From plant-made milk and yoghurt to cheese alternatives, the dairy-free space continues to see very dynamic innovation, delivering strong growth and attracting key dairy players into the space. This report analyses the consumer drivers behind the success of this industry, key hotspots for growth and the latest innovation in the space, including the developments in precision fermentation and cell-cultured dairy to achieve animal-free alternatives.
This report comes in PPT.
Plant-based dairy alternatives have revolutionised the dairy industry. More consumers are choosing these options, and they are mainly driven by health reasons, including better digestion. Also, there is a clear generational pattern with younger generations increasingly looking for plant-based offerings.
Plant-based dairy continues to surge in popularity across the globe, with Western markets amassing the greatest potential. Plant-based milk is the largest contributor to the dairy-free industry and where much of the innovation is happening. Oats are growing rapidly and new entrants like barley and potato milk emerging.

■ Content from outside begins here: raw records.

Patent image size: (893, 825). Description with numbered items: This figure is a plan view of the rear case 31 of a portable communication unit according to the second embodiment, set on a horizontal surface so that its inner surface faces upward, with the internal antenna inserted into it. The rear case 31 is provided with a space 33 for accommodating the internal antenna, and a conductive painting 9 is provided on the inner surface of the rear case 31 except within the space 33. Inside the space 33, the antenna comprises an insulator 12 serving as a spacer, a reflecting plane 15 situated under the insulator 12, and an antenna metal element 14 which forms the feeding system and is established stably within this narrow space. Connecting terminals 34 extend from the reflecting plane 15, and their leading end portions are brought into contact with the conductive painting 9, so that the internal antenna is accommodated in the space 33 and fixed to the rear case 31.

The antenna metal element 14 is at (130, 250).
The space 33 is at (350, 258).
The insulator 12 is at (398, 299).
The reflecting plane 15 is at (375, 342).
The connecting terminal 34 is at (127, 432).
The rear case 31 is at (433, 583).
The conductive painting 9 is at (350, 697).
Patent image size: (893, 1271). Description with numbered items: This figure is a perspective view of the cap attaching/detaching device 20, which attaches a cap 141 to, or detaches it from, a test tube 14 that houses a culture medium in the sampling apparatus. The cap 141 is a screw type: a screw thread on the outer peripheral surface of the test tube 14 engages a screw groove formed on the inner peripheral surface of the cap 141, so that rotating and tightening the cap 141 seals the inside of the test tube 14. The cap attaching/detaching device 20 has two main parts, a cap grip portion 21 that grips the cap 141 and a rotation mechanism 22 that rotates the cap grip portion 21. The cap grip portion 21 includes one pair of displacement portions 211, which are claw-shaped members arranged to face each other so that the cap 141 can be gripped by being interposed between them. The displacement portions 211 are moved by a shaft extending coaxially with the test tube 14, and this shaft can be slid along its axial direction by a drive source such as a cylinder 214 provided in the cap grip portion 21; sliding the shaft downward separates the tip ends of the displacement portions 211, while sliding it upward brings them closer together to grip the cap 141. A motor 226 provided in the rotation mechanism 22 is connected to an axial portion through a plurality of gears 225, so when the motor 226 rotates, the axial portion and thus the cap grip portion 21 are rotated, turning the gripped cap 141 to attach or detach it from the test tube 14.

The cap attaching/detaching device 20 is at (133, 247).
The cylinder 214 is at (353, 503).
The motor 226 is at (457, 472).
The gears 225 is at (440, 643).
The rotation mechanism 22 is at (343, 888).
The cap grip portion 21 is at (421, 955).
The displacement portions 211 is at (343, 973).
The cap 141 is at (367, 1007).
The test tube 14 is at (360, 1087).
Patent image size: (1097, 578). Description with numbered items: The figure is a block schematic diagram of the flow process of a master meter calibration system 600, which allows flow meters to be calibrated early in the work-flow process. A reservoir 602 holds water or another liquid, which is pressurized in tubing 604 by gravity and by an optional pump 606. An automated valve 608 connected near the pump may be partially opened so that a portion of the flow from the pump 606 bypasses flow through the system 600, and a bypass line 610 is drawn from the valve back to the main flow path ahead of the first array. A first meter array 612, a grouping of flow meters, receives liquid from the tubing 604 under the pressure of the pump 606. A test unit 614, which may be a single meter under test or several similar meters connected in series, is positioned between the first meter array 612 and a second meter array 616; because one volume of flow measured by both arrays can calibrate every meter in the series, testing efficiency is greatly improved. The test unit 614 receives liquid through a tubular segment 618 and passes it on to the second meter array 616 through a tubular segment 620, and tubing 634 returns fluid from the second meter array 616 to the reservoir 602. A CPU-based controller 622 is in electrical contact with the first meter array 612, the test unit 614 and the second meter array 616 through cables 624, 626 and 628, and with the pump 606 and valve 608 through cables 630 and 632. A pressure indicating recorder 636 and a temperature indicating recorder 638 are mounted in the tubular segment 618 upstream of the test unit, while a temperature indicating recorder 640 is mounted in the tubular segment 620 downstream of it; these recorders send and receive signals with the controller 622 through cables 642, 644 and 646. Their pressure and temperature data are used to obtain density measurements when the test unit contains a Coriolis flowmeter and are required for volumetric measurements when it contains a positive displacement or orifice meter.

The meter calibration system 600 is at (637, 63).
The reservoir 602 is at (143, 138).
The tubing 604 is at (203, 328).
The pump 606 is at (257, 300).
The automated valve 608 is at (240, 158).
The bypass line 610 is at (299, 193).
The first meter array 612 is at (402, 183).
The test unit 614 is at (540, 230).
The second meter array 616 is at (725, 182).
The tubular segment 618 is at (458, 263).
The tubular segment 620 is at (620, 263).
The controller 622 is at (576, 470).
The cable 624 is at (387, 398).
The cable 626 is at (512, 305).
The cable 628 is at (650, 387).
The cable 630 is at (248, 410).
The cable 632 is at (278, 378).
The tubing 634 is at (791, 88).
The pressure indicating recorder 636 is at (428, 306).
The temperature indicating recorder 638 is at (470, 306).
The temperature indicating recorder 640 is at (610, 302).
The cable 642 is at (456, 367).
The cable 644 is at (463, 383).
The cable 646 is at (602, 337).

Plant-based yoghurt and ice cream remain small categories globally but continue to gain ground. If there is one category where innovation has been boosted in recent times it is dairy-free cheese, with recent launches from flagship cheese brands such as Philadelphia and Babybel.
The future of plant-based alternatives will be driven by efforts directed towards replicating dairy as much as possible, from improving the nutritional profile to matching the versatility, functionality, taste and texture of it, while keeping ingredients lists as clean label as possible.
The long-term future of dairy alternatives will be driven by technology, most significantly precision fermentation and cell-based technologies, which consist of culturing mammary cells that lactate milk. These techniques will be able to replicate the full complexity of dairy.